Dünya ölçeğinde bakıldığında yenilenebilir enerji yatırımlarının diğer kaynak yatırımlarına göre daha fazla tercih edildiğini, yenilenebilir kaynak seçiminde de güneşin lider olduğunu görmekteyiz. Dünya genelinde yatırımların yavaşlamasına sebep olsa da, Covid-19 pandemisi sürecinde 260 GW yenilenebilir enerji santrali kurulumu yapılarak önceki yıldan yaklaşık %50 daha yüksek bir rakama ulaştı. 2020 için toplam elektrik enerjisi üretim tesisi yatırımının (325 GW) %80 ‘i yenilenebilir enerjiye yapıldı. Güneş santralleri, bu yatırımlar içindeki 127 GW kapasite ile lider konumda oldu. 2020 yılında, güneş ve rüzgâr, yenilenebilir enerji yatırımı içinde %50’lik bir paya sahip oldu. 2020 itibariyle toplam yenilenebilir enerji kapasitesi dünya genelinde 2.800 GW’a, toplam güneş santrali kapasitesi 714 GW’a yükseldi. 2030 yılı için ölçeklendirilen güneş santrali kapasitesi 2.840 GW, 2050 yılı için 8.520 GW olarak belirtilmektedir.
Kaynak: IRENA
Türkiye'de Yenilenebilir Enerji
Türkiye’de TEİAŞ(Türkiye Elektrik İletim AŞ)’ın açıkladığı son verilere göre, toplam güneş enerjisi kurulu gücü 6,8 GW, toplam elektrik kurulu gücü içindeki payı %7 oranındadır. Hidroelektrik santralleri dahil yenilenebilir enerji kurulu güç, toplam kurulu gücün %51’ini oluşturmaktadır. Ancak hidroelektrik santrallerinin yenilenebilir enerjideki payının %63 olduğunu belirtmek gerekir.
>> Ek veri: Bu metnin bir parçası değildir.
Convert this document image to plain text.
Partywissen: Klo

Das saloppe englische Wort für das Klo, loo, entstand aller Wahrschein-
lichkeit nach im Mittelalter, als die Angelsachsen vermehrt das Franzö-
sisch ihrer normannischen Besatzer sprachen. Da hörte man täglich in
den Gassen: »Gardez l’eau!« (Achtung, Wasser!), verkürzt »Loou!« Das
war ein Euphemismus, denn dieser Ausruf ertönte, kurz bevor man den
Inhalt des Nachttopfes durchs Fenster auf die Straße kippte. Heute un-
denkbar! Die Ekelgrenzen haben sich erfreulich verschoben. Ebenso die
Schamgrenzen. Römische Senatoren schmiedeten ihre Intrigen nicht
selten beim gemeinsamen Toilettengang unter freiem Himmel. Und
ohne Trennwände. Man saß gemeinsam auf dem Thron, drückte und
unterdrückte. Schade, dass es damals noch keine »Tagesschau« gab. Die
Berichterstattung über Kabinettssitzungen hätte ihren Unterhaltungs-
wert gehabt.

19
Son yıllarda dünyada elektrik üretimi, politika olarak devlet tekelinden çıkarılarak özel yatırımcılar tarafından yapılıyor. Türkiye de bu gelişmelerden etkilenerek özel yatırımcılara fırsatlar sunarak birincil elektrik enerjisi üretiminin devlet tekelini kırdı. Geçtiğimiz yıllarda bu fırsatlar ile büyük bir ivme yakalayan güneş yatırımları, son zamanlarda geri planda kalarak kanunlar ölçeğinde tercih edilmeyen bir yatırım haline gelmiştir. Ekonomik kulvarındaki ve benzer güneş enerjisi potansiyeline sahip çevre ülkelere göre güneş santrali yatırımında oldukça geride olan ülkemiz için yeni adımlar atılması ülkemizin geleceği adına doğru bir adım olacaktır. Güneş santralleri yatırımı için, Türkiye’de mevcut olan kanunların geliştirilerek lisanslı güneş santrali imkanlarının artırılması, dünyada artan güneş potansiyeline olan ilginin ülkemizde de tekrar oluşmasında önemli rol oynayabilir. Güneş, rakiplerinin aksine yerel enerji üretimine en yatkın kaynak olarak ışık saçıyor. Ülkemizde var olan güçlü güneş potansiyelinin, her çatıya güneş santrali kurulması ile değerlendirilmesi, enerjide dışa bağımlılığın azaltılmasında ve karbon ayak izi hedeflerimize ulaşmasında büyük rol oynayacaktır.